Вся эта пока еще не очень ясная читателю цепь событий началась с того, что к концу второй недели работы над портретом Майка, я начала замечать у себя признаки слепоты, не буквальной, когда просто лишаешься зрения, а сильных головных болей, приводивших меня к головокружению и тошноте. Все это объяснялось яркостью освещения и сильно мешало работе.
Всю жизнь я отличалась прекрасным зрением, характерным для всей моей семьи. Один из моих предков, наиболее почитаемый на моей родне, отлично читал без помощи очков, достигнув почти столетнего возраста. Мне самой часто и по многу дней кряду приходилось напрягать зрение по 10–16 часов в день, но я никогда не знала иной усталости, кроме как в ногах. Хрусталики моих глаз были первоклассного качества, но глаза переутомились напряженным рассматриванием холста, который всегда стоял в тени в то время, как приходилось смотреть на предмет или модель, находившиеся если не на солнце, то среди ярко освещенных вещей. Совершенно ясно, что надевать во время работы темные очки я не могла. Единственное, что оставалось делать — устраивать перерывы, но это очень тормозило работу. Менее всего я предполагала, что глаза станут помехой нашей деятельности.

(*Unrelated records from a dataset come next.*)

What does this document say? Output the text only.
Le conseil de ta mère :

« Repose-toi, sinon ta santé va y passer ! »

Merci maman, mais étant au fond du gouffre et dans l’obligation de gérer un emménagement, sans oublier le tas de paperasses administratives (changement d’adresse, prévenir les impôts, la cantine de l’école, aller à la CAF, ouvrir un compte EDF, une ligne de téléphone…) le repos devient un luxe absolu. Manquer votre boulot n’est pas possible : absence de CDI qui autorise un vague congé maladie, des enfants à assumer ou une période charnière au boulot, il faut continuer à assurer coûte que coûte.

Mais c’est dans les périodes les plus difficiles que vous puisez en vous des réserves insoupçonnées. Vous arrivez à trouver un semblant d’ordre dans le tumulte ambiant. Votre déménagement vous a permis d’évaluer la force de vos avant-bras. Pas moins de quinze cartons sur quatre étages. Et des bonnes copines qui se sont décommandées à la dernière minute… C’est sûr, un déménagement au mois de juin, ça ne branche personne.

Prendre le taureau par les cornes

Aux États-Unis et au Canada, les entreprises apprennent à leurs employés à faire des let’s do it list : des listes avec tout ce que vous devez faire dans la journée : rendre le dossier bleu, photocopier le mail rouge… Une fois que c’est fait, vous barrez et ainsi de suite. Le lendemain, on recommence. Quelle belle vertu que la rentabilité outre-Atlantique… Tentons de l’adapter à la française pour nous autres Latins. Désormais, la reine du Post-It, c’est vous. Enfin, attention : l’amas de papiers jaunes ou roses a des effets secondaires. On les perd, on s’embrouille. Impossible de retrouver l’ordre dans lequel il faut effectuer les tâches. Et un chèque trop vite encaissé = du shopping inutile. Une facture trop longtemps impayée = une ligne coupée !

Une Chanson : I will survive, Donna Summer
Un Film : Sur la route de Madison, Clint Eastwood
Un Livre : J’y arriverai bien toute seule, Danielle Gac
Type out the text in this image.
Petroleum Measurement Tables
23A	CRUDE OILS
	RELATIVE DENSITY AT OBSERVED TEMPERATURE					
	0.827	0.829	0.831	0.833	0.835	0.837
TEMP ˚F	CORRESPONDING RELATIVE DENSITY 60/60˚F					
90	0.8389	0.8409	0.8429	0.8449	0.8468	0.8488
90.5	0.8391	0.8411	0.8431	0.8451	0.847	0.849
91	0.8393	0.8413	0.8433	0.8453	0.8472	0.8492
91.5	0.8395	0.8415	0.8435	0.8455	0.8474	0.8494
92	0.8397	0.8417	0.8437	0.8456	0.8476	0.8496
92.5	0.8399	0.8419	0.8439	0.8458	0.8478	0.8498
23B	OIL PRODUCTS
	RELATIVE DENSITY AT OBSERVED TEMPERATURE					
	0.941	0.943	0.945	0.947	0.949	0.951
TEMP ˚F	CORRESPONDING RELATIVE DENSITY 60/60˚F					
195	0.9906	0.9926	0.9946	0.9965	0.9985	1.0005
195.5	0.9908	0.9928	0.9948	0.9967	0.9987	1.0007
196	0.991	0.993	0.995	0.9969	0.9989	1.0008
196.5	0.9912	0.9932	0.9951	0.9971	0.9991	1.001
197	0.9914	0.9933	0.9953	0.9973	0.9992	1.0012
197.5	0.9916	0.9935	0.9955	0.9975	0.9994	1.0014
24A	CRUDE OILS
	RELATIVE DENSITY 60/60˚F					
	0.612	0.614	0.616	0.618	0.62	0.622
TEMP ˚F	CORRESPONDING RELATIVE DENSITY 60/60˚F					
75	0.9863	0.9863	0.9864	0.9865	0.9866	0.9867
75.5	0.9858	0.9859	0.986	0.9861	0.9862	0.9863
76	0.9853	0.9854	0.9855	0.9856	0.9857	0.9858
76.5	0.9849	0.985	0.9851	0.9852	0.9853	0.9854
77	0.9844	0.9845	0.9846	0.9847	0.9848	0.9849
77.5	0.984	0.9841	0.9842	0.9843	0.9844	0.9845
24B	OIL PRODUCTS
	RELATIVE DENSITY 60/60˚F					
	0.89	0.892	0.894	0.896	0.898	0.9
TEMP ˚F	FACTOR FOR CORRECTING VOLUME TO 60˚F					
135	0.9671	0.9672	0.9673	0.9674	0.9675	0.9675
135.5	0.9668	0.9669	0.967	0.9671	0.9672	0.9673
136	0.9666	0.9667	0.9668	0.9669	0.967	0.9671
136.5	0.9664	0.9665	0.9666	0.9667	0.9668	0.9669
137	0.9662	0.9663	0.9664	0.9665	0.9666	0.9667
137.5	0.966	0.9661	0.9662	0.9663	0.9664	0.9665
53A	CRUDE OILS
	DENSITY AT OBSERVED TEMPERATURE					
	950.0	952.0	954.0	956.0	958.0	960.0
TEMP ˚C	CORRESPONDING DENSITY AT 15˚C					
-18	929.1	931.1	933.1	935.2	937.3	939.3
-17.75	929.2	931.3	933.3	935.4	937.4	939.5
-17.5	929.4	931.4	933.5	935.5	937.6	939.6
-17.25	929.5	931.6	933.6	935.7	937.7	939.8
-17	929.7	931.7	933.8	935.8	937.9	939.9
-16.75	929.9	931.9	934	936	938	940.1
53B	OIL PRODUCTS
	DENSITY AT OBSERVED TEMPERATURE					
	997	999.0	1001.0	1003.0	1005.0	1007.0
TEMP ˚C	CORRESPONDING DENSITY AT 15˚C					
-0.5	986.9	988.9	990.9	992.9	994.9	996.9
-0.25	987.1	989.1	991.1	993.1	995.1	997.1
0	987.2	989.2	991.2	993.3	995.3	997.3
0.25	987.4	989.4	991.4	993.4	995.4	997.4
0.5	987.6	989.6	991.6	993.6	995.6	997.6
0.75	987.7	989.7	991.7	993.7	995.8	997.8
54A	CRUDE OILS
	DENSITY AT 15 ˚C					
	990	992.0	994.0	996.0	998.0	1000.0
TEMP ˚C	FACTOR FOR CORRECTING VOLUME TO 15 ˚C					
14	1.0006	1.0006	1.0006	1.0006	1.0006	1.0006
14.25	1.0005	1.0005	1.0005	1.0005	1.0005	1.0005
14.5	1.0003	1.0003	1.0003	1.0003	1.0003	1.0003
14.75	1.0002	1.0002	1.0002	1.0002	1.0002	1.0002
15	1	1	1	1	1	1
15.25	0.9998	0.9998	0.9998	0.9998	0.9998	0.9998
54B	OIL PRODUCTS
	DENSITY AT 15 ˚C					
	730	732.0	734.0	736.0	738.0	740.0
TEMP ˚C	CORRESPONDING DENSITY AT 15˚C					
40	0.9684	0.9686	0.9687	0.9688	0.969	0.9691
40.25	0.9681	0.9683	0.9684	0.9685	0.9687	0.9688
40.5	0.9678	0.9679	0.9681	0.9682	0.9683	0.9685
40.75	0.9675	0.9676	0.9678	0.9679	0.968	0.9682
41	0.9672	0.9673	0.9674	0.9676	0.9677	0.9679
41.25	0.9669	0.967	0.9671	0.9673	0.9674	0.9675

Лишившись возможности пользоваться глазами, мы, как экспедиция, прекратили бы свое существование в момент, когда еще и наполовину не выполнили нашей задачи.
Теперь мы зачастую оставались в Сеги, где я в отчаянии подолгу массировала глаза, прикладывая ладони к векам и проделывая руками вращательное движение. Массаж помогал до того момента, пока я не начинала писать. Несколько дней подряд я работала сеансами по тридцать минут, после чего полчаса отдыхала. Такой метод был проверкой возможности рисовать по расписанию, но ни один художник не в состоянии писать с перерывами через каждые тридцать минут. Что касается моделей, то, увидев меня лежащей с закрытыми глазами, то есть по их понятию «спящей», они уходили восвояси и больше не возвращались.